État de l’union, 1re partie: l’expérience
Alors que mon élodie lutte avec ses bagages, et en attendant que la poussière retombe, je vous offre cette semaine une série de réflexions que j’ai appelée "l’état de l’union", avec un clin d’oeil au discours annuel du Président au peuple américain. Dans mon cas, il s’agit d’un retour sur ces dernières années où j’ai découvert le monde du BDSM.
Première partie: l’expérience
Il s’en est passé des choses depuis la première fois qu’une femme s’est agenouillée devant moi par soumission. Je me souviens lors de cette première rencontre où, préoccupé d’être à la hauteur, j’avais pris des notes à propos de ce que j’allais dire et faire…
À ce moment-là, je n’étais pas porté sur les jeux de corde, je n’étais pas vraiment sadique et je ne savais pas trop comment installer et faire respecter une discipline. Bref, j’étais un dominant doux qui se nourrit de la vénération de l’autre, de sa volonté à se plier à mes exigences. Petit à petit, cependant, j’ai rajouté des cordes, et pas seulement à mon arc…
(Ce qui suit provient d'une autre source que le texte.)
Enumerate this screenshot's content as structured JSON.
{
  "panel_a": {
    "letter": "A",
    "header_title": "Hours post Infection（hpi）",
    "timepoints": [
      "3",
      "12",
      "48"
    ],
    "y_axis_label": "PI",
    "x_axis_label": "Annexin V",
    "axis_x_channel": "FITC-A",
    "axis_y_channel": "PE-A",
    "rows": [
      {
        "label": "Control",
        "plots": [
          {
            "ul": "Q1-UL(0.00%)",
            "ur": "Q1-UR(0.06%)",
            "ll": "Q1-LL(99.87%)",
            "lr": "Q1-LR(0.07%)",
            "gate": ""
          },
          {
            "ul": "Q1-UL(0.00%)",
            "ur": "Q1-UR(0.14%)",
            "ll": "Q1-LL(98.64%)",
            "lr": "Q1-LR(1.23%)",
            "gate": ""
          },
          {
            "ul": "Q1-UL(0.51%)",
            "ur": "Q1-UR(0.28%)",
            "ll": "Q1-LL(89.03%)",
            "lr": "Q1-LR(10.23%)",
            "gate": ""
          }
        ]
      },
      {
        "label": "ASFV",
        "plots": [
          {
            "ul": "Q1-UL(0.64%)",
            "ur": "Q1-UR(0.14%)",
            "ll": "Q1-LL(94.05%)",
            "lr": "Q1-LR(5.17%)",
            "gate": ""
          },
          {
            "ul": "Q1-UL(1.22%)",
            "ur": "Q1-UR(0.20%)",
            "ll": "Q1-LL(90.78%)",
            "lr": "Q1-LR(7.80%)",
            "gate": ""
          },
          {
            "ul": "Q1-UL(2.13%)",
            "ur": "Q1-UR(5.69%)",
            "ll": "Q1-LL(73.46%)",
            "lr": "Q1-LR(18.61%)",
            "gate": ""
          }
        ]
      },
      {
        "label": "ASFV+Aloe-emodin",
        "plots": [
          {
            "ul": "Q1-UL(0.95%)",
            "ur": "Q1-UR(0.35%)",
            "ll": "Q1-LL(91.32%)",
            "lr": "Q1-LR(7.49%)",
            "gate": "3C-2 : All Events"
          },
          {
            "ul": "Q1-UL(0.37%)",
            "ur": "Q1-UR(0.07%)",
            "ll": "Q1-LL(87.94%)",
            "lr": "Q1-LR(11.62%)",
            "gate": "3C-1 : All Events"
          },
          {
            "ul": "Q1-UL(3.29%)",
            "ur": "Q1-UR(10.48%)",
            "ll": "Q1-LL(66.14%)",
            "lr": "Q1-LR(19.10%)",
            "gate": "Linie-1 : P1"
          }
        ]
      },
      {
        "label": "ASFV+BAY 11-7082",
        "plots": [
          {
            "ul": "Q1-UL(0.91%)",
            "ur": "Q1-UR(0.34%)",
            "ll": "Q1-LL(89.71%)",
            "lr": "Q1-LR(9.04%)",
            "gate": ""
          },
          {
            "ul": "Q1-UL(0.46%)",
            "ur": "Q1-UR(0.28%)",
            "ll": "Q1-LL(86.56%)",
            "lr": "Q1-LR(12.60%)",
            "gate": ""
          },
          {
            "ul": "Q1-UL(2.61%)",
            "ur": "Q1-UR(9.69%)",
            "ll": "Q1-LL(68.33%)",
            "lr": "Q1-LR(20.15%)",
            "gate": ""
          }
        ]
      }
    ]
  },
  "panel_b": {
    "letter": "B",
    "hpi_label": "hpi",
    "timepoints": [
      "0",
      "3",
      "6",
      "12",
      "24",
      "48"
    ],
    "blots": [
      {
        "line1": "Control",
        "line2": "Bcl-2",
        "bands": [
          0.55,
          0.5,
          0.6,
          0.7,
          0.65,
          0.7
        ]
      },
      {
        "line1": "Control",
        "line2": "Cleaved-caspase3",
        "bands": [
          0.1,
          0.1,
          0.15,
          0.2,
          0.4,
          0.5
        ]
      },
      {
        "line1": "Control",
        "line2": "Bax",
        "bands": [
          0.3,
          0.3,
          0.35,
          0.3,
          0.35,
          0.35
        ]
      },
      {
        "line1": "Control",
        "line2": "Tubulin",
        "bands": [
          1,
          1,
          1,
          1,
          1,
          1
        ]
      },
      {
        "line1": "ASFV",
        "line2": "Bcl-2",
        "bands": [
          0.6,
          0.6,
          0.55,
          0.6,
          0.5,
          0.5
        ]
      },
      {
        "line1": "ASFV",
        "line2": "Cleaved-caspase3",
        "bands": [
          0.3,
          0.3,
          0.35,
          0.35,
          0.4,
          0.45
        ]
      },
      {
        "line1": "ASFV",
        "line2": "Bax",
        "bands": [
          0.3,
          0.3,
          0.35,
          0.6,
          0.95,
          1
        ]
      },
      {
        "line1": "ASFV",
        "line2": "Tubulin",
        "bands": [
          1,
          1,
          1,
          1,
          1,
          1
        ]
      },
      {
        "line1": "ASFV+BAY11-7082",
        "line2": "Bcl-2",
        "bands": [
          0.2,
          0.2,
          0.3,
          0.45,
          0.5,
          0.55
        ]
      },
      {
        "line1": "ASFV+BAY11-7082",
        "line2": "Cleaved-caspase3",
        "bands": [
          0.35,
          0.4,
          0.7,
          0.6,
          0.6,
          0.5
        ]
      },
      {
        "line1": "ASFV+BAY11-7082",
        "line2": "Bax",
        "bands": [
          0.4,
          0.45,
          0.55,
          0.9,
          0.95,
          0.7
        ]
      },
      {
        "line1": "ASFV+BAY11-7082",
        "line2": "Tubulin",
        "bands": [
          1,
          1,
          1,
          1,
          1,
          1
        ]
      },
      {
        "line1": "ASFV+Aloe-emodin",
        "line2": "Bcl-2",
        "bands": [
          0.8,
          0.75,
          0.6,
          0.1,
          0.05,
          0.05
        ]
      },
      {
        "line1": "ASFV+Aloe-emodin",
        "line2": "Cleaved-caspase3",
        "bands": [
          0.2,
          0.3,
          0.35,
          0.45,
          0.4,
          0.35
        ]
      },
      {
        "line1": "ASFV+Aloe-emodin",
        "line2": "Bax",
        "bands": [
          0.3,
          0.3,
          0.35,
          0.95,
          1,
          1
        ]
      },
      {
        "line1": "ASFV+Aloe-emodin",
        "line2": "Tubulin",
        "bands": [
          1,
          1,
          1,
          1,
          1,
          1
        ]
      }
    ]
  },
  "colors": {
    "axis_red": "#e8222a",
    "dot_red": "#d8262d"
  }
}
Je dois dire en regardant dans le rétroviseur que je suis un peu surpris du chemin que j’ai fait depuis le fil du départ, entre autres par la sexualisation de mille et une chose qui m’apparaissaient pas vraiment excitantes… les fesses rougies… et autres marques sur la peau… l’humiliation… les jeux de toilette… J’en ai découvert beaucoup sur mon en me permettant d’explorer certains angles morts de mon érotisme. J’ai des idées de scénarios passablement corsés en tête, des images qui me stimulent maintenant, mais qui m’auraient répugnées en début de parcours… L’esprit humain est une drôle de bête, décidément!
Au-delà du simple fait de pratiquer telle ou telle activité, j’ai beaucoup gagné en assurance. Je pense qu’au début, je me faisais l’outil pour incarner les fantasmes de soumission de mes partenaires… je collais de très près à leurs attentes et leurs conceptions de la chose (tout en gardant un oeil sur mes préférences, bien entendu!). Maintenant, c’est différent. Je suis toujours à l’écoute de ce qui va faire vibrer ou réagir ma partenaire - mais je suis également plus libéré dans mon approche. Je veux dire que j’ai compris que ce qui donnera de l’impact aux gestes du Dominant ne revient pas à des gestes mécaniques, à attacher les poignets puis à donner des coups de cravache; le vrai pouvoir du Maître est de surprendre, de contraindre, de priver… Ce qui revient à dire que paradoxalement, parfois, pour faire touner la tête d’une partenaire soumise, il ne faut rien lui donner de ce qu’elle voudrait! Cette réalisation m’a fait décoller de ma préoccupation de ce que ma partenaire veut ou ressent à chaque instant, pour plutôt me mettre en contact avec mes propres désirs, et bien entendu de ce que m’inspire ma partenaire…
Je pense qu’à peu près toutes mes partenaires avaient en commun qu’elles auraient pu aller plus loin, ou qu’elle en auraient pris plus que ce que je leur demandais.
Je n’y vois pas un échec, plutôt le signe d’une certaine prudence… De un, quels que soient leurs désirs, je pense toutes n’étaient pas aptes à encaisser plus sans séquelle, même si elles en avaient été "capables". De deux, "Loin" n’est pas une destination. C’est un voyage. Et on ne peut pas aller "loin" avec des compagnons rencontrés au gré de la route. Mes partenaires sont venues, elles (ou moi) sont reparties, chacune me laissant un brin de compréhension et d’expérience avant de bifurquer.
Maintenant que j’ai ma compagne, qui sait où cela nous mènera?